また、同条約19条3項に規定されている「バイオテクノロジーにより改変された生物であって、生物の多様性の保全及び持続可能な利用に悪影響を及ぼす可能性のあるものについて、その安全な移送、取扱い及び利用の分野における適当な手続(特に事前の情報に基づく合意についての規定を含むもの)を定める議定書」(いわゆる「生物多様性に関するカルタヘナ議定書」)が平成12年1月に採択された(甲8号証)。
カルタヘナ議定書の第1条には、目的として、
「 環境及び開発に関するリオ宣言の原則15に含まれる予防的アプローチに従い、本議定書の目的は、人の健康に対するリスクをも考慮し、特に国境を越える移動に焦点を当て、生物の多様性の保全及び持続可能な利用に悪影響を及ぼす可能性のあるモダン・バイオテクノロジーによって改変された生物(LMOs)の安全な輸送、取扱及び利用の分野における適切な水準の保護を確保するために貢献することにある。」
と予防原則を適用することが宣言されている。

わが国も平成15年5月にこれを承認し、同議定書の担保法である「遺伝子組換え生物等の使用等の規制による生物の多様性の確保に関する法律」(いわゆる「カルタヘナ法」)を同年6月公布した。

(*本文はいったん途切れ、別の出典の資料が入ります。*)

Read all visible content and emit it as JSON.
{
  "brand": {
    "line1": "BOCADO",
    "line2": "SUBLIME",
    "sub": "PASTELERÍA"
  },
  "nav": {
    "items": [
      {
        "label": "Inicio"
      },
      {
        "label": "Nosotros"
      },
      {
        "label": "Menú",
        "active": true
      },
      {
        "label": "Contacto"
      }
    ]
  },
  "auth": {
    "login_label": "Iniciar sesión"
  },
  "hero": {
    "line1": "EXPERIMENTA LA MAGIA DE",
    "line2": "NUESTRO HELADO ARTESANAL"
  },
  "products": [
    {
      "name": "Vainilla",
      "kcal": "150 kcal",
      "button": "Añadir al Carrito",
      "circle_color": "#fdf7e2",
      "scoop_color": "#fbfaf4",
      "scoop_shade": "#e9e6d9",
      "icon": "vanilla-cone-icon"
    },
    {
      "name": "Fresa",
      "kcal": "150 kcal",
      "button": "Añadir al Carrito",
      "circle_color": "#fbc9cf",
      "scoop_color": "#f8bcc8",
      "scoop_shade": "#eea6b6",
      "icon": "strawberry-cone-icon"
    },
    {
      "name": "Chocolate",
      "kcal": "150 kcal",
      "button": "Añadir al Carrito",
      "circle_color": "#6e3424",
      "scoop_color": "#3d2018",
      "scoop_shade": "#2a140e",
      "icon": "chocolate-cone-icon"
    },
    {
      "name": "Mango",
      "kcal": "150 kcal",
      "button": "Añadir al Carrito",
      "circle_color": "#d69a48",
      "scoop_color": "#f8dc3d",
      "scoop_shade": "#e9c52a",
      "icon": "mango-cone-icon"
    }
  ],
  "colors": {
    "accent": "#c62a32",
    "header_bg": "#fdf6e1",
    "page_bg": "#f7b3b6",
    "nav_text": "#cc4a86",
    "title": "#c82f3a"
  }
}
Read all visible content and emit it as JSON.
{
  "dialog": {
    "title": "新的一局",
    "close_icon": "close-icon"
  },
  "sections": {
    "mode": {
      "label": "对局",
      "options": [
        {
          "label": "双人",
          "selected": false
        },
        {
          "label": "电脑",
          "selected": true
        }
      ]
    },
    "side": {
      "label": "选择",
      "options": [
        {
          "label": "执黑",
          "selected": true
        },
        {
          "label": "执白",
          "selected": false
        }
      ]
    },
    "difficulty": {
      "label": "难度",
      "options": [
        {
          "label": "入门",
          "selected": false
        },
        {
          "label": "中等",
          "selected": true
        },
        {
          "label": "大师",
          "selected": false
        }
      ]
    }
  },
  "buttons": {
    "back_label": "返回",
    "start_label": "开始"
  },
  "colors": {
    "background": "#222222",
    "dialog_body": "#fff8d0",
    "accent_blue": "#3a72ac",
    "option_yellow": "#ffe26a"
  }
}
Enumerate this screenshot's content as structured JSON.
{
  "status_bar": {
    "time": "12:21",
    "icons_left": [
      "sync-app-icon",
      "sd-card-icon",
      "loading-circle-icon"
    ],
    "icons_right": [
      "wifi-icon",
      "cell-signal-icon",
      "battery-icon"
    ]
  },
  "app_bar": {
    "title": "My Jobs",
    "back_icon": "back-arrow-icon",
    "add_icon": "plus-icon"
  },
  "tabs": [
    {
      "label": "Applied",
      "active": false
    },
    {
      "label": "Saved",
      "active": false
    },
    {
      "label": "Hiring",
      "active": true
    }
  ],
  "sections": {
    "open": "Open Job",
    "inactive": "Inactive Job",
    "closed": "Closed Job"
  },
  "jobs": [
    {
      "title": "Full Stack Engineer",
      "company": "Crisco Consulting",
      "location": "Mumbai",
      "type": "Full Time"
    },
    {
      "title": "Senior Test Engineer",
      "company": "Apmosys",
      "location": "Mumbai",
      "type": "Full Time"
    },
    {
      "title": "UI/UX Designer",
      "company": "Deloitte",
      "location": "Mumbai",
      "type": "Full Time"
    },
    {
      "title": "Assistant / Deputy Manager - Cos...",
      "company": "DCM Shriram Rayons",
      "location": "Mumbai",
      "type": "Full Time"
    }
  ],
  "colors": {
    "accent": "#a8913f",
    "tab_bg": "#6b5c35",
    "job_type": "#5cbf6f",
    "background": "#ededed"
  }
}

さらにわが国は,生物多様性条約に署名後、平成7年10月には「生物多様性」を維持するための国家戦略を閣議決定し、平成14年7月には、自然環境の荒廃、移入種や新種との交雑や化学物質による環境撹乱の増悪という事態を踏まえ、「新・生物多様性国家戦略」を閣議決定した。そして,新戦略においては、生物多様性確保のための理念の1つに、「予防的順応的態度」を掲げ、これを、次のように説明している。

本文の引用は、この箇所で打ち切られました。